A reader writes:
At work, I have several coworkers with the same job title as me, but our supervisor has recently designated one specific person as “lead.” They are more experienced than the rest of us and have been here the longest, so this makes sense. She is to organize training for new members, be the point person for questions, take over scheduling, and restructure how we run our meetings, etc. She is essentially in the role of managing us on a day-to-day basis, but she’s not really a manager. She is our coworker and does the same job we do; she just has extra roles that she has taken on. She’s struggling with how to do this effectively.
In reorganizing our meetings, she has eliminated a couple of them and instituted an informal but mandatory meeting where we can all talk about what is going on in our week. The idea is for us to discuss things that we want to change or work on in the office environment, clients who are difficult or causing problems, things coworkers are doing or not doing that affect our ability to work, etc. She wants to give people a forum where they can talk about things, to manage the office culture in a proactive, ongoing way, rather than being reactionary when problems happen, and to foster ideas that might benefit everyone, but that we wouldn’t have come up with on our own. We are located in the Midwest, and everyone here is (notoriously) passive aggressive and doesn’t like to talk about their feelings. Our lead is a very kind, smart, personable character, but is very direct and was hoping to change this part of the office culture to facilitate more open communication. Behind the scenes drama drives her nuts.
Today we had our first meeting, and nobody wanted to say anything. We basically all sat there like we were in trouble. When the lead gave an example of what types of things she’d like for us to be able to discuss–a coworker of ours behaving unprofessionally in response to a comment–he got really offended and emailed her later to tell her that it was untactful and that he was upset. They’ve worked it out, but I don’t think a group setting is going to work well for our office. I think we all (except our lead) prefer to handle things quietly and one-on-one. She understands this, but thinks it is dysfunctional on some level and impedes our team growth and coherence. She wants to help move people to be more open about what is going on in the office so we can talk about issues and resolve them, rather than pretending like they aren’t there. Plus, many concerns affect more than just the two people immediately involved, and this meeting would provide an opportunity for everyone to be involved in the resolution.
Do you have any suggestions about how we might construct this meeting or approach this goal? How can we use this time for this purpose, given we’re all a bunch of really sensitive, introverted perfectionists who earnestly want to please people and have everyone be happy? How can we engage people to talk about problems or concerns, but not offend anyone? We’ve already established that we use “I” language, and that if you have a concern, you also need to come forward with a proposed solution, or at least some idea of where you want to go with it, so we don’t just complain or point fingers. So we’re trying to be really respectful about this. Would one-on-one office hours be better? Will it just be a tough transition, but eventually work out? Do you think this is even a good idea to begin with?
No, it’s very much not a good idea.
If your office genuinely needs weekly meetings to discuss difficult clients, problematic coworkers, and things you need to change, something is pretty damn dysfunctional.
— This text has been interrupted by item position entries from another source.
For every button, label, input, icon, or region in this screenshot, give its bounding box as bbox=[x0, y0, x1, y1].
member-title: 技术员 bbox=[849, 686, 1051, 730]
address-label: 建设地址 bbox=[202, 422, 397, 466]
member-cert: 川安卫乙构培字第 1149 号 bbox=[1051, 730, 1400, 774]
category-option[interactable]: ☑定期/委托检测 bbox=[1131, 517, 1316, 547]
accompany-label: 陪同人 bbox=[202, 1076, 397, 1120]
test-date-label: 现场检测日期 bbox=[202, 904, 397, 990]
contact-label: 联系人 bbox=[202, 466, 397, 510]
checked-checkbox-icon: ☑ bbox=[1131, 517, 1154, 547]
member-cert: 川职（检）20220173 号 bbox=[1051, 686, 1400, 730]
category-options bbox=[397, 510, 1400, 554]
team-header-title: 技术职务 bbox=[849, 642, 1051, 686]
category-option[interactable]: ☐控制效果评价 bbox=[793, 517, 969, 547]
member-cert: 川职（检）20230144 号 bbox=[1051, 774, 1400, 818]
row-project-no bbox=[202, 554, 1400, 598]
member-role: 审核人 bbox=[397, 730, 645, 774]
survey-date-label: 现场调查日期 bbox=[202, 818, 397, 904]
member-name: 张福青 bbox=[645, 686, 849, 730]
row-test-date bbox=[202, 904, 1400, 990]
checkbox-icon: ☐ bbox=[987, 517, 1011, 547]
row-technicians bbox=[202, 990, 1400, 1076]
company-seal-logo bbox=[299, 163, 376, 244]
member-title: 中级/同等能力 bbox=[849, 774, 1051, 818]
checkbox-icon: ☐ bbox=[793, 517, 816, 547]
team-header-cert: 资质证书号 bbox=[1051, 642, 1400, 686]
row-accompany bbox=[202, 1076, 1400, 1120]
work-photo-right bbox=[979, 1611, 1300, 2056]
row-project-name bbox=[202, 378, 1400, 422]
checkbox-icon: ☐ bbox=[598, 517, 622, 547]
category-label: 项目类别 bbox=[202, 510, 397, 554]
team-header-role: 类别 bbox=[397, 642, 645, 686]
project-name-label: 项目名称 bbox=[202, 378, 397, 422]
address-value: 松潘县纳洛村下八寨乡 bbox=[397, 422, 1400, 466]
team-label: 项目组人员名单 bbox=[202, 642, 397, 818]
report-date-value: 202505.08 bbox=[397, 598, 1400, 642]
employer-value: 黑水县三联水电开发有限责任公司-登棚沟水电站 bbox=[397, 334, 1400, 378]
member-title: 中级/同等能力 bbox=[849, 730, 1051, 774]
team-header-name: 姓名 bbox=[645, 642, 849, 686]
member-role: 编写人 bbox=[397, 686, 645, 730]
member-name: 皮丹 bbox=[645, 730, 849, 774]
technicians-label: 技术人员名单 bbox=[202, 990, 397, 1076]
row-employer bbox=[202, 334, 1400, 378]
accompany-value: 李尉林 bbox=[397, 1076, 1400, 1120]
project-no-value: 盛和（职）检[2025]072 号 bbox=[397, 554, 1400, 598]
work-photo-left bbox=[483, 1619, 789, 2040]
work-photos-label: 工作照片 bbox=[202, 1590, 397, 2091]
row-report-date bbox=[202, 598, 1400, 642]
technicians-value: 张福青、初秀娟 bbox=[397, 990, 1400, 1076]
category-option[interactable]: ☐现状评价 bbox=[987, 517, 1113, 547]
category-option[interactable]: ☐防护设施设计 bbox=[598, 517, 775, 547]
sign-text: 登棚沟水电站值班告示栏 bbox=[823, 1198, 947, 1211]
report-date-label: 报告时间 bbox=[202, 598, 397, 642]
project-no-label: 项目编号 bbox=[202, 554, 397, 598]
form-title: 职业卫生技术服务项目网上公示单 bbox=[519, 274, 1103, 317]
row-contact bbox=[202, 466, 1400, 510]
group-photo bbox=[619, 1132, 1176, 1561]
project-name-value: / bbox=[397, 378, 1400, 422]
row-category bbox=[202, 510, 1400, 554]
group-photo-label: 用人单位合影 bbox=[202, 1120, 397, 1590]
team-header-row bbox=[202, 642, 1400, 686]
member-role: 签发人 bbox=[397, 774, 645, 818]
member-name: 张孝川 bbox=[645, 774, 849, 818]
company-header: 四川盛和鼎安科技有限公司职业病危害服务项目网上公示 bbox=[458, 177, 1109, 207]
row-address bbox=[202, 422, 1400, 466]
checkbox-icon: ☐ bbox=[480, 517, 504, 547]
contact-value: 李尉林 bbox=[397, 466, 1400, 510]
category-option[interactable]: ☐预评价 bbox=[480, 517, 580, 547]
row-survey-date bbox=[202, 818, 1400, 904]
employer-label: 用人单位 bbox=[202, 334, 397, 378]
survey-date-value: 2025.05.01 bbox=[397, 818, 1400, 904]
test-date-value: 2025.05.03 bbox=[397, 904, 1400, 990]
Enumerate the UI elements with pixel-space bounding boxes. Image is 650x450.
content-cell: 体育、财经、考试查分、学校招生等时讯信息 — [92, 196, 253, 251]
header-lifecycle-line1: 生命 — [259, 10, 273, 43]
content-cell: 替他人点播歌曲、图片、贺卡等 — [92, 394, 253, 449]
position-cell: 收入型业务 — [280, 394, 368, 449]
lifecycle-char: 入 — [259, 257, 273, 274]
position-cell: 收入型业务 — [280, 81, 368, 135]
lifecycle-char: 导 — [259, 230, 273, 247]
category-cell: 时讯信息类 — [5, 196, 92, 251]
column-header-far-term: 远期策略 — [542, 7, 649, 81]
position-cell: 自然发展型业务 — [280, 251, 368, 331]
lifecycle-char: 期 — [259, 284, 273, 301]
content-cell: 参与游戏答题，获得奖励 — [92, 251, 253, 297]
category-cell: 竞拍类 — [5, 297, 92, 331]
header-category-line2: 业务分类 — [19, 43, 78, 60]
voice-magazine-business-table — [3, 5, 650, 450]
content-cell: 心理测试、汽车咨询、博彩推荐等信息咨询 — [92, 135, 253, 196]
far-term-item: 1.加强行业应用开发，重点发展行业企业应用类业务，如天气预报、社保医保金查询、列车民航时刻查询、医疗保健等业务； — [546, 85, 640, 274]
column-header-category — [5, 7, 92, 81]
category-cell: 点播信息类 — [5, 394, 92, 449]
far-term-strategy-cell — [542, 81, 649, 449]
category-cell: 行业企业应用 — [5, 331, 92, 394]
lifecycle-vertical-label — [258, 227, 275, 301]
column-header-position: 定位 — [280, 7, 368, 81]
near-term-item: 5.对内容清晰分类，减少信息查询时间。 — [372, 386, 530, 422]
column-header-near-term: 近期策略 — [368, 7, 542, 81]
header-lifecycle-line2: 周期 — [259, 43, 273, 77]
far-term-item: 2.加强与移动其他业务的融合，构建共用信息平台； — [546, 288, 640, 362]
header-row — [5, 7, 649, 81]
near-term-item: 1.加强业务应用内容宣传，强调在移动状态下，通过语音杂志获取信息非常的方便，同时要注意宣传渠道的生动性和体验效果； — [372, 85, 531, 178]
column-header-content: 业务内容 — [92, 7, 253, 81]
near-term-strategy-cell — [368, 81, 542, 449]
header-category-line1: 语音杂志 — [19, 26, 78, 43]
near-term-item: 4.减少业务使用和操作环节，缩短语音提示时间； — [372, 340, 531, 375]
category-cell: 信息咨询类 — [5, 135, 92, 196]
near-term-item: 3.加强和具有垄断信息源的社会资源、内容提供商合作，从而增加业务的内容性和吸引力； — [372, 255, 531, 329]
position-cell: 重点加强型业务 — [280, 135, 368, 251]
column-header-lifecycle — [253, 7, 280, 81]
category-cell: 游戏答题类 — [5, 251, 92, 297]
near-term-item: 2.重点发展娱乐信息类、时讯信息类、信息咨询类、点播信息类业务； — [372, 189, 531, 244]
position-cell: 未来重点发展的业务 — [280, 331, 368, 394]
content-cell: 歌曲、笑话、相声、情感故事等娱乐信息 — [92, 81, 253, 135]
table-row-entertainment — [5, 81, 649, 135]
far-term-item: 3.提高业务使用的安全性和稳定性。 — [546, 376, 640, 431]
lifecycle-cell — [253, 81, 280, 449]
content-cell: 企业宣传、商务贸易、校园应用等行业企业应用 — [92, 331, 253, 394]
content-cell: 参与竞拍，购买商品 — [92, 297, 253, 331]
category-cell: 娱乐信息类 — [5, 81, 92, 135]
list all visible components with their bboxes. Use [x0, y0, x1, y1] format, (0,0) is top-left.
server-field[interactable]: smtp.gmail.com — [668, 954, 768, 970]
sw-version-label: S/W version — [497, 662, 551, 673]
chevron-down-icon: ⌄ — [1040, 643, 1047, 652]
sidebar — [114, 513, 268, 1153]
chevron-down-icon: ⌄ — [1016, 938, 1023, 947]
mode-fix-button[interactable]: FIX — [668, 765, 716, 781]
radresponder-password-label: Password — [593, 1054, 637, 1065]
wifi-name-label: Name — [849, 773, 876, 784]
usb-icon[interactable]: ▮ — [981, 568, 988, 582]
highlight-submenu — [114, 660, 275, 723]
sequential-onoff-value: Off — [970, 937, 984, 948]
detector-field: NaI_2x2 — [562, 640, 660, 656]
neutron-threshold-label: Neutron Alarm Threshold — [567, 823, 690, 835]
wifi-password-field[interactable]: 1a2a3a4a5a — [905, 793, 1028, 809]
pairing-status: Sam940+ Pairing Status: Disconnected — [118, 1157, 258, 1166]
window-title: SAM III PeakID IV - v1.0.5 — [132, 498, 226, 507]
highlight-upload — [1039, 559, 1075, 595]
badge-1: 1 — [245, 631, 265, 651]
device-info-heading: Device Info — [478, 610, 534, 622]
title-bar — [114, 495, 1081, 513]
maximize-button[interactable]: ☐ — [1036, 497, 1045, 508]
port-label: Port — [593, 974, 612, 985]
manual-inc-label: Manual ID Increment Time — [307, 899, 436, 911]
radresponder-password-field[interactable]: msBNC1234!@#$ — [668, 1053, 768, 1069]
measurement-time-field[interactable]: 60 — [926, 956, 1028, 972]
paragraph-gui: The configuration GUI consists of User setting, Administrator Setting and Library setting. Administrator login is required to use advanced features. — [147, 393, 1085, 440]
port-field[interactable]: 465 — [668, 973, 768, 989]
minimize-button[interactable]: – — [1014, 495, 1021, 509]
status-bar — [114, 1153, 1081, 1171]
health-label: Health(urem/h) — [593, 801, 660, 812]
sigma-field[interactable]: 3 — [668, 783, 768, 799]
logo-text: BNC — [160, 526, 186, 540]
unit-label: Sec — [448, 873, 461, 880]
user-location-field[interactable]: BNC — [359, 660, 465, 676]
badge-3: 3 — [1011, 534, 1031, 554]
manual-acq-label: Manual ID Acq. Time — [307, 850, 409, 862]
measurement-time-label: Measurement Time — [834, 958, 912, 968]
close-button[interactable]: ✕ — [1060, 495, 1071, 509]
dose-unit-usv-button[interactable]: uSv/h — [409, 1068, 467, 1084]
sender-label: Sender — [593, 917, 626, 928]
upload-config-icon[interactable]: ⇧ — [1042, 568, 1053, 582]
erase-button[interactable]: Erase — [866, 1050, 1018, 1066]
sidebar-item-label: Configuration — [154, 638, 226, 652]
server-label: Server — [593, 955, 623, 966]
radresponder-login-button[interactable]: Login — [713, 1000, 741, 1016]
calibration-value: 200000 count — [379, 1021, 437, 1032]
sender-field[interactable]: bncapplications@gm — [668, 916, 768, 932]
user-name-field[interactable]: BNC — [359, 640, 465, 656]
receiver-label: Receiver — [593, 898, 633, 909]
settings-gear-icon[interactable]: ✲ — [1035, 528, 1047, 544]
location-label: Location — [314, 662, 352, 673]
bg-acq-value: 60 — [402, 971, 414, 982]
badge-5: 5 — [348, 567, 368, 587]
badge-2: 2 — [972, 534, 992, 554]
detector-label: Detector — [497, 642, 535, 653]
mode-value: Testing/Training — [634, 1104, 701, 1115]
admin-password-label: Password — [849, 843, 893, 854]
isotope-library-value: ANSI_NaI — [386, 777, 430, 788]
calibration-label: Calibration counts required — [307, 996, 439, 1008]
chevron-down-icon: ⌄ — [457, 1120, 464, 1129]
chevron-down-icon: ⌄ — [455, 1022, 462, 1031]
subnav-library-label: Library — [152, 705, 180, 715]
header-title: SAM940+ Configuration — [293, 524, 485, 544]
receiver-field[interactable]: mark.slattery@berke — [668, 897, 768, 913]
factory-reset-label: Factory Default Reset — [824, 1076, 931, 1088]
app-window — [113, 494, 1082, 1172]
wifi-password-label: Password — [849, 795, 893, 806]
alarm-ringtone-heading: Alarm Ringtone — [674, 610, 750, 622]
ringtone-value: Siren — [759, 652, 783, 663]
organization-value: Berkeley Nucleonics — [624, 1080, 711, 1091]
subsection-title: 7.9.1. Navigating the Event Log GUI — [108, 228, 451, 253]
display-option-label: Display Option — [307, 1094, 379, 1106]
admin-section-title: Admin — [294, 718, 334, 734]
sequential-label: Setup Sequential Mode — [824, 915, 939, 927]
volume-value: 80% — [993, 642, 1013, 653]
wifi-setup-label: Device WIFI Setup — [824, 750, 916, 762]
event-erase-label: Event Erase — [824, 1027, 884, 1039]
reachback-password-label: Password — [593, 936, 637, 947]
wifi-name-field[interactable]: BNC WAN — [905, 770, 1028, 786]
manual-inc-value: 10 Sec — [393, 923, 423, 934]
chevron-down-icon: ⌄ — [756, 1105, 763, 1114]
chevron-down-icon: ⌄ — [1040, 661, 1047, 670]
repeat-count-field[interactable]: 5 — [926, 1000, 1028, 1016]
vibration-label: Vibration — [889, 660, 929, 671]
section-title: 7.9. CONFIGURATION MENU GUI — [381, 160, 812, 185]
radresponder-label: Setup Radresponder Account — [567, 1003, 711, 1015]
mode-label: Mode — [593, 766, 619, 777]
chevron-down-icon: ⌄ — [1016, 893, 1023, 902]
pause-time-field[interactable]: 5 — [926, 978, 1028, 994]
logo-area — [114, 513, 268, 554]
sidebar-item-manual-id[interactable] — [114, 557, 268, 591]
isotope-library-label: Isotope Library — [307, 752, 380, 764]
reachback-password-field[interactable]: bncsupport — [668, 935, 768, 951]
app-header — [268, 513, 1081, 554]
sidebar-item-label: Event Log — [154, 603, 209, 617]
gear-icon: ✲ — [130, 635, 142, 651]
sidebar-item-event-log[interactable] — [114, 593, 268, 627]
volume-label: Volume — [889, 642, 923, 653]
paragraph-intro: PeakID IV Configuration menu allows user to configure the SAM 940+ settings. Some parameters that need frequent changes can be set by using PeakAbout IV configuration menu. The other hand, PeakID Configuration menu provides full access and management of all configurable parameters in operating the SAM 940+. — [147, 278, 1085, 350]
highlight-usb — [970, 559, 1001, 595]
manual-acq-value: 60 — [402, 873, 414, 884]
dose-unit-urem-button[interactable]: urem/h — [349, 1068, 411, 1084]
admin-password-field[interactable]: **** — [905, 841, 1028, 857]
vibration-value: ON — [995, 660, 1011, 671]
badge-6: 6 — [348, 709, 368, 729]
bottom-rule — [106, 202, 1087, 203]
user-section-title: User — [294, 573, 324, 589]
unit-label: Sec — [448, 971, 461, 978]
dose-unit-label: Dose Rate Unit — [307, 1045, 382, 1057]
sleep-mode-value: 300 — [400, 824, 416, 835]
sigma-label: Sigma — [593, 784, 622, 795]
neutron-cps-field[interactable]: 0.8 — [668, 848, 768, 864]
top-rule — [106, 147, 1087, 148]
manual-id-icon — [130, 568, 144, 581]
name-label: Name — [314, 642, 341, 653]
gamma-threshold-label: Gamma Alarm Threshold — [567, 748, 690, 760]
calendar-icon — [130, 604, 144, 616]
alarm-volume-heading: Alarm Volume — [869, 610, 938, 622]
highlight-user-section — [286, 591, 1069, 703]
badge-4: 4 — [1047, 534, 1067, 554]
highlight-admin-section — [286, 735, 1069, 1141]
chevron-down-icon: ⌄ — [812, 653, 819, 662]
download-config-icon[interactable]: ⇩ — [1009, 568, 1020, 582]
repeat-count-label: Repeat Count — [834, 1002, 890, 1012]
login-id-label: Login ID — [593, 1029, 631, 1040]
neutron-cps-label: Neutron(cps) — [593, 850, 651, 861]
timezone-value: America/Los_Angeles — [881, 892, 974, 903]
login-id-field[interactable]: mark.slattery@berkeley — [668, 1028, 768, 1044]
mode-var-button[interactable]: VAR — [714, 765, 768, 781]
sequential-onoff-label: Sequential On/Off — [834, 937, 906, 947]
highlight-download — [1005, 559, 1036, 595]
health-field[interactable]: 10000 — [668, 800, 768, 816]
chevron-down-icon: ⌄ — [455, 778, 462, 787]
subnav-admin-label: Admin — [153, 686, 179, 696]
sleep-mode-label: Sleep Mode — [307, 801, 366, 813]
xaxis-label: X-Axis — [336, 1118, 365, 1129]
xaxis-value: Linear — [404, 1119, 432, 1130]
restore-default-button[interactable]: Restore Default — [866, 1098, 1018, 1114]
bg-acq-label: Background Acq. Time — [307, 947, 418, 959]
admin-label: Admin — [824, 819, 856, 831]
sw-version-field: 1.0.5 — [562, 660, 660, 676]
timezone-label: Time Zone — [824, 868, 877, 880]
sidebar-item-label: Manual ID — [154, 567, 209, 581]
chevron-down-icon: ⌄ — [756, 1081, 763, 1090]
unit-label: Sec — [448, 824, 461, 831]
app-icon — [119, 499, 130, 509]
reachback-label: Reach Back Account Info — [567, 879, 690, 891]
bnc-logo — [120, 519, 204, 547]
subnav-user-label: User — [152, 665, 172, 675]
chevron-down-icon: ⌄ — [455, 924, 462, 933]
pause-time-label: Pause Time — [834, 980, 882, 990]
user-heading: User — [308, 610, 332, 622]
That kind of thing might come up here and there, but in most offices it’s not going to be a weekly meeting type of frequency, and most of that stuff isn’t going to be best addressed through a group meeting anyway — and especially not an unstructured, free-flow, “raise any random concern you have about a coworker with the whole group” type of meeting.
In fact, that’s a recipe for either uncomfortable silence (which is what happened) or demoralizing and upsetting people (which also happened).
Frankly, it sounds a bit like the idea of someone with little experience managing other humans coupled with grandiose ideas about what can be achieved by people just talking things out.
(To be clear, I’m a big fan of people talking things out. But not in this format with these prompts and this structure.)
Maybe you could say this: “You know, I don’t think we need a weekly meeting for this kind of thing. I’d like to just address issues as they come up. And I don’t think a format where the group addresses issues with one person will be constructive; I think that’s a recipe for tension and even drama. I’d like to propose that we continue handling those things one-on-one, as most offices do.”
If her concern is that people tend to pretend like problems aren’t there, well, she can certainly take the lead in raising them with the people involved to get the problem resolved. That’s what good managers do.
I hear you that you want to be respectful of her and open-minded to her ideas, but you also get to speak up when you think something’s a bad idea — and as long as you do that politely and respectfully, a good lead will welcome that input.